4-Octyl itaconate ameliorates immune thrombocytopenia by modulating megakaryocyte autophagy and apoptosis.

Objective: This study aimed to investigate the effects of 4-Octyl itaconate (4-OI) on immune thrombocytopenia (ITP) mice model and elucidate the underlying mechanism.

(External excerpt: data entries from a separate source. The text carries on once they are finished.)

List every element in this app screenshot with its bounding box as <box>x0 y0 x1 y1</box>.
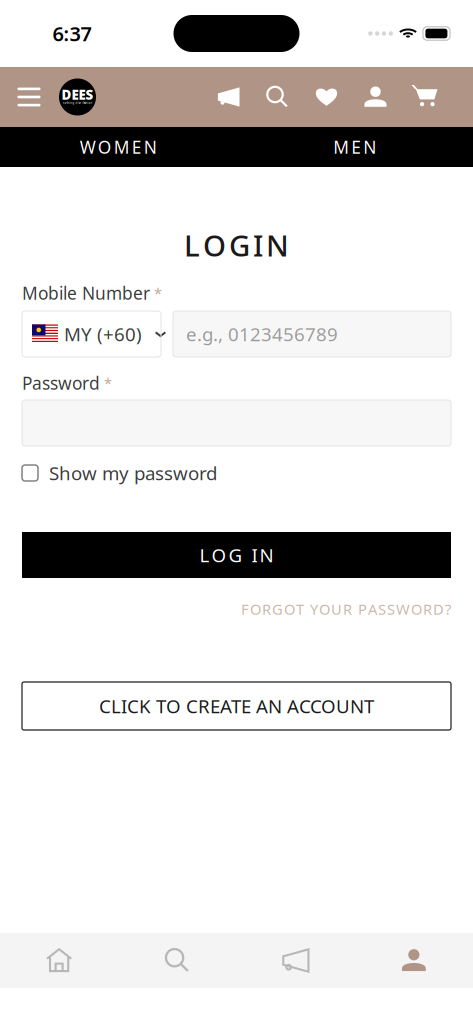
button[interactable]: Announcements <box>236 933 355 988</box>
staticText: * <box>104 373 112 393</box>
staticText: e.g., 0123456789 <box>186 322 338 346</box>
staticText: M E N <box>333 136 376 158</box>
staticText: Show my password <box>49 461 217 485</box>
button[interactable]: Search <box>118 933 236 988</box>
button[interactable]: W O M E N <box>0 127 236 167</box>
button[interactable]: M E N <box>236 127 473 167</box>
button[interactable]: Search <box>253 72 302 122</box>
button[interactable]: Account <box>351 72 400 122</box>
button[interactable]: e.g., 0123456789 <box>173 311 451 357</box>
button[interactable]: L O G I N <box>22 532 451 578</box>
staticText: CLICK TO CREATE AN ACCOUNT <box>99 694 374 718</box>
button[interactable]: Announcements <box>204 72 253 122</box>
staticText: * <box>154 283 162 303</box>
staticText: MY (+60) <box>64 322 142 346</box>
button[interactable]: Show my password <box>22 460 451 486</box>
staticText: nothing else fashion <box>62 101 92 105</box>
button[interactable]: CLICK TO CREATE AN ACCOUNT <box>22 682 451 730</box>
staticText: F O R G O T Y O U R P A S S W O R D ? <box>241 599 451 619</box>
staticText: DEES <box>62 86 94 103</box>
staticText: L O G I N <box>184 226 289 264</box>
button[interactable]: DEES home <box>59 78 96 116</box>
button[interactable]: Cart <box>400 72 449 122</box>
button[interactable]: Account <box>355 933 473 988</box>
staticText: L O G I N <box>200 543 274 567</box>
staticText: Password <box>22 372 100 394</box>
button[interactable]: Menu <box>12 77 46 117</box>
button[interactable]: Wishlist <box>302 72 351 122</box>
button[interactable]: Home <box>0 933 118 988</box>
staticText: Mobile Number <box>22 282 150 304</box>
button[interactable]: MY (+60) <box>22 311 161 357</box>
button[interactable]: F O R G O T Y O U R P A S S W O R D ? <box>22 599 451 619</box>
staticText: W O M E N <box>80 136 157 158</box>
staticText: 6:37 <box>52 20 92 47</box>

Methods: An ITP mouse model was established by intraperitoneal injection of the monoclonal antibody MWReg30 and treated by 4-OI with/without chloroquine (CQ). The mice were divided into four groups: Control, ITP, ITP+4-OI and ITP+4-OI + CQ. Platelet (PLT) content was detected and bone marrow megakaryocytes were quantified using Giemsa staining. Apoptosis was evaluated by TUNEL staining, protein expression of Bax and Bcl-2 in bone marrow tissues was detected by western blotting, and megakaryocyte apoptosis ratio was assessed by flow cytometry detection of CD61⁺ cells. Peripheral blood mononuclear cells (PBMCs) were isolated from peripheral blood, and the mRNA expression of LC3II, Becin-1, and SQSTM1 were detected by qRT-PCR; Immunofluorescence evaluated LC3II, Beclin-1, and SQSTM1 expression in bone marrow, as well as the ratios of CD41⁺Beclin-1⁺ and CD41⁺LC3II⁺ megakaryocytes.

Results: Compared to the ITP group, 4-OI treatment significantly increased PLT counts, while reduced the spleen index and bone marrow megakaryocyte numbers. 4-OI also increased the apoptosis rate of megakaryocytes by increasing Bax protein expression and reducing Bcl-2 expression in the bone marrow. LC3II and Beclin-1 expression increased in PBMCs and bone marrow tissues, whereas SQSTM1 expression decreased. Megakaryocytes exhibited reduced LC3II and Beclin-1. The autophagy inhibitor chloroquine (CQ) suppressed all the 4-OI-induced effects.

Conclusion: 4-OI ameliorated ITP-induced thrombocytopenia by modulating autophagy-related proteins in megakaryocytes, inducing autophagy, and promoting apoptosis.